Umgekehrt zeigt sich, dass Städte wie Hannover oder Hamburg nach wie vor einen robusten Nachfrageüberhang aufweisen. Hier spielen neben wirtschaftlicher Stärke auch demografische Faktoren eine Rolle: Zuzug, Urbanisierung, attraktive Arbeitsmärkte und eine im Verhältnis zum Bedarf weiterhin zu geringe Bautätigkeit. Solche Märkte reagieren langsamer auf Zinsschocks und Preisüberhitzungen, weil strukturelle Nachfragefaktoren die Schwächung der Kaufkraft teilweise kompensieren können.

Hinzu kommt die Rolle der institutionellen Anleger, die in den vergangenen Jahren erheblich zum Preisniveau beigetragen haben. Viele Fonds, Pensionskassen und Versicherer treten inzwischen zurückhaltender auf oder haben ihre Ankaufsprofile verändert. In einigen Fällen werden Investitionen aufgeschoben, solange unklar ist, wie sich Zinsniveau, Baukosten und regulatorische Rahmenbedingungen entwickeln. Das trägt zusätzlich dazu bei, dass die extreme Nachfrage der letzten Jahre abkühlt.
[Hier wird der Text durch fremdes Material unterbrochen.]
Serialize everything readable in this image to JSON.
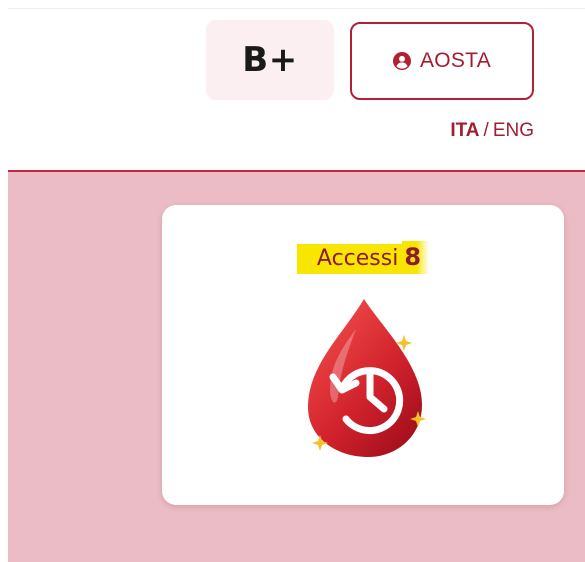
{
  "header": {
    "blood_type": "B+",
    "user_button": {
      "label": "AOSTA",
      "icon": "user-circle-icon"
    },
    "language": {
      "active": "ITA",
      "separator": "/",
      "inactive": "ENG"
    }
  },
  "card": {
    "title": "Accessi",
    "count": "8",
    "illustration_icon": "blood-drop-history-icon"
  },
  "colors": {
    "brand_red": "#a31d2e",
    "main_background": "#ebbcc5",
    "highlight": "#f8e600",
    "badge_background": "#fbeff1"
  }
}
Auch Verkäufer müssen sich auf ein verändertes Marktverhalten einstellen. Immobilien, die früher innerhalb weniger Wochen einen neuen Eigentümer fanden, bleiben nun häufiger länger im Angebot. Preisnachlässe, die vor kurzem noch undenkbar schienen, werden zunehmend in Kauf genommen, um Transaktionen nicht scheitern zu lassen. Gleichzeitig verschiebt sich der Fokus wieder stärker auf die Qualität des Objekts: Energieeffizienz, Modernisierungszustand und Lagekriterien gewinnen an Bedeutung, während reine Spekulation eine deutlich geringere Rolle spielt. Altbauten mit schlechter Energiebilanz geraten spürbar unter Druck, denn Sanierungsbedarf und Energiekosten werden zunehmend in die Kalkulation einbezogen.
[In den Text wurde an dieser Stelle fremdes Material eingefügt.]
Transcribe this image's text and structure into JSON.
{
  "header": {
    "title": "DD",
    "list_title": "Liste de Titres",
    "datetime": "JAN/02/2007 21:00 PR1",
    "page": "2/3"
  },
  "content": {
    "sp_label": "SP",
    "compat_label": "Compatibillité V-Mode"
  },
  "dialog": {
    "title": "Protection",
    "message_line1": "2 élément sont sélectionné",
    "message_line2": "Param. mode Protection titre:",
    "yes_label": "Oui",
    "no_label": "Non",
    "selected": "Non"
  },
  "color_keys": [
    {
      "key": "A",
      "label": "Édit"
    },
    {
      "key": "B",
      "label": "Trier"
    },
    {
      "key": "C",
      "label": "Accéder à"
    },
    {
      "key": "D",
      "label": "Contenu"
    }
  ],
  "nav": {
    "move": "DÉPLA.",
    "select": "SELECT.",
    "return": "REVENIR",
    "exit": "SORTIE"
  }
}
Langfristig könnte die derzeitige Entwicklung eine notwendige Korrektur darstellen, die den Markt stabilisiert und eine gesündere Preisbildung ermöglicht. Ein abrupter Einbruch ist jedoch – trotz der aktuellen Prognosen – nicht flächendeckend zu erwarten. Vielmehr zeichnet sich ein differenziertes Bild ab, in dem regionale Rahmenbedingungen, Zinsniveau, Einkommen und bauliche Qualität stärker über den Kaufpreis entscheiden als in der Vergangenheit.